Vonage Holdings Corp. on Friday won a temporary stay of a federal judge’s ruling that it can continue operating but cannot recruit new customers during its patent dispute with Verizon Communications Inc. The U.S. district court judge had earlier barred VoIP phone service provider Vonage from signing up new customers after the company lost a patent infringement lawsuit to Verizon Communications. The court ruled that the company could continue to serve its existing 2.2 million customers.
Last month, a jury found that Vonage’s VoIP phone system had infringed three patents held by telecommunications giant Verizon Communications. The federal judge said he would issue an injunction forcing Vonage to stop using the patented technologies. The order also requires the popular VoIP company to put up a $66 million dollar bond. The court also charged Vonage $58 million in damages plus royalties.
The temporary stay provides beleaguered Vonage and its 2.2 million customers some breathing room. The company’s lawyer Roger Warin had argued in court that the injunction would serve to strangle the company. Verizon asserted an injunction against Vonage was an appropriate measure. However, despite the temporary stay, serious questions continue to hover over the fledgling company, the first independent Internet telephone venture to go public last year.

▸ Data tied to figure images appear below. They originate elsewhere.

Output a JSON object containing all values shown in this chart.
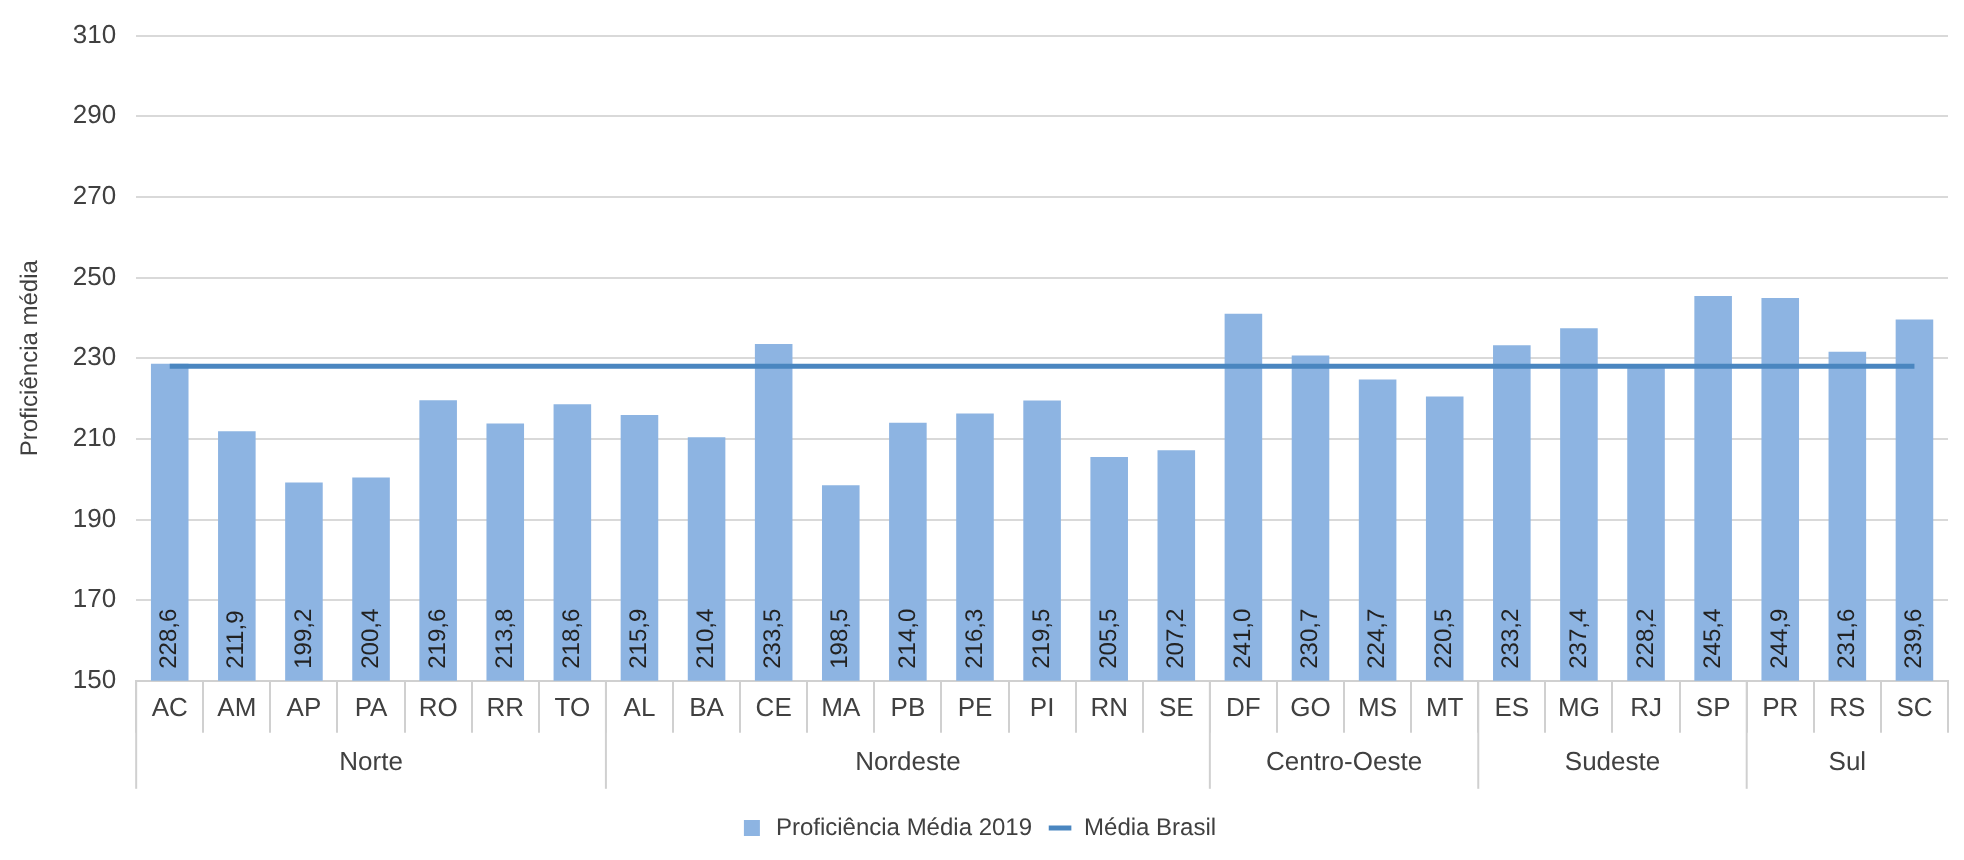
{
  "chart_data": {
    "type": "bar",
    "ylabel": "Proficiência média",
    "categories": [
      "AC",
      "AM",
      "AP",
      "PA",
      "RO",
      "RR",
      "TO",
      "AL",
      "BA",
      "CE",
      "MA",
      "PB",
      "PE",
      "PI",
      "RN",
      "SE",
      "DF",
      "GO",
      "MS",
      "MT",
      "ES",
      "MG",
      "RJ",
      "SP",
      "PR",
      "RS",
      "SC"
    ],
    "series": [
      {
        "name": "Proficiência Média 2019",
        "color": "#8db4e2",
        "values": [
          228.6,
          211.9,
          199.2,
          200.4,
          219.6,
          213.8,
          218.6,
          215.9,
          210.4,
          233.5,
          198.5,
          214.0,
          216.3,
          219.5,
          205.5,
          207.2,
          241.0,
          230.7,
          224.7,
          220.5,
          233.2,
          237.4,
          228.2,
          245.4,
          244.9,
          231.6,
          239.6
        ],
        "value_labels": [
          "228,6",
          "211,9",
          "199,2",
          "200,4",
          "219,6",
          "213,8",
          "218,6",
          "215,9",
          "210,4",
          "233,5",
          "198,5",
          "214,0",
          "216,3",
          "219,5",
          "205,5",
          "207,2",
          "241,0",
          "230,7",
          "224,7",
          "220,5",
          "233,2",
          "237,4",
          "228,2",
          "245,4",
          "244,9",
          "231,6",
          "239,6"
        ]
      },
      {
        "name": "Média Brasil",
        "type": "line",
        "color": "#4a86c0",
        "values": [
          228,
          228,
          228,
          228,
          228,
          228,
          228,
          228,
          228,
          228,
          228,
          228,
          228,
          228,
          228,
          228,
          228,
          228,
          228,
          228,
          228,
          228,
          228,
          228,
          228,
          228,
          228
        ]
      }
    ],
    "ylim": [
      150,
      310
    ],
    "yticks": [
      150,
      170,
      190,
      210,
      230,
      250,
      270,
      290,
      310
    ],
    "grid": "y",
    "legend": "bottom",
    "marker": "none",
    "annotations": [
      "Norte",
      "Nordeste",
      "Centro-Oeste",
      "Sudeste",
      "Sul"
    ]
  }
}
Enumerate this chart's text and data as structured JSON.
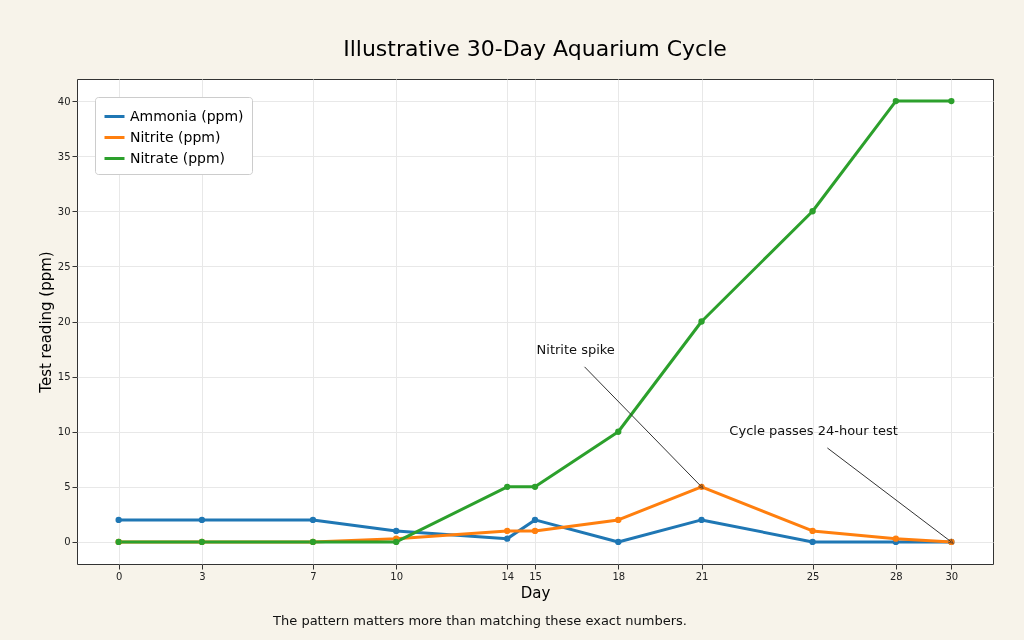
{
  "chart_data": {
    "type": "line",
    "title": "Illustrative 30-Day Aquarium Cycle",
    "xlabel": "Day",
    "ylabel": "Test reading (ppm)",
    "x": [
      0,
      3,
      7,
      10,
      14,
      15,
      18,
      21,
      25,
      28,
      30
    ],
    "series": [
      {
        "name": "Ammonia (ppm)",
        "color": "#1f77b4",
        "values": [
          2,
          2,
          2,
          1,
          0.3,
          2,
          0,
          2,
          0,
          0,
          0
        ]
      },
      {
        "name": "Nitrite (ppm)",
        "color": "#ff7f0e",
        "values": [
          0,
          0,
          0,
          0.3,
          1,
          1,
          2,
          5,
          1,
          0.3,
          0
        ]
      },
      {
        "name": "Nitrate (ppm)",
        "color": "#2ca02c",
        "values": [
          0,
          0,
          0,
          0,
          5,
          5,
          10,
          20,
          30,
          40,
          40
        ]
      }
    ],
    "xlim": [
      -1.5,
      31.5
    ],
    "xticks": [
      0,
      3,
      7,
      10,
      14,
      15,
      18,
      21,
      25,
      28,
      30
    ],
    "ylim": [
      -2,
      42
    ],
    "yticks": [
      0,
      5,
      10,
      15,
      20,
      25,
      30,
      35,
      40
    ],
    "annotations": [
      {
        "text": "Nitrite spike",
        "x": 21,
        "y": 5
      },
      {
        "text": "Cycle passes 24-hour test",
        "x": 30,
        "y": 0
      },
      "The pattern matters more than matching these exact numbers."
    ],
    "grid": true,
    "legend": "top left",
    "marker": "circle",
    "line_style": "solid"
  }
}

The second-biggest U.S. telephone company, Verizon, had opposed any stay of the March ruling. The New York-based company contended that if a stay was granted, that it be partial, blocking Vonage from signing up new customers during the appeal. Verizon had accused Vonage for luring away 600,000 customers by copying technology such as voice-mail features, as well as the method for allowing Internet calls to reach traditional phone lines.
Analysts believe that the Vonage’s business could face problems if the company could not add new customers while appealing the case and termed the temporary stay as ‘unnecessary technically’.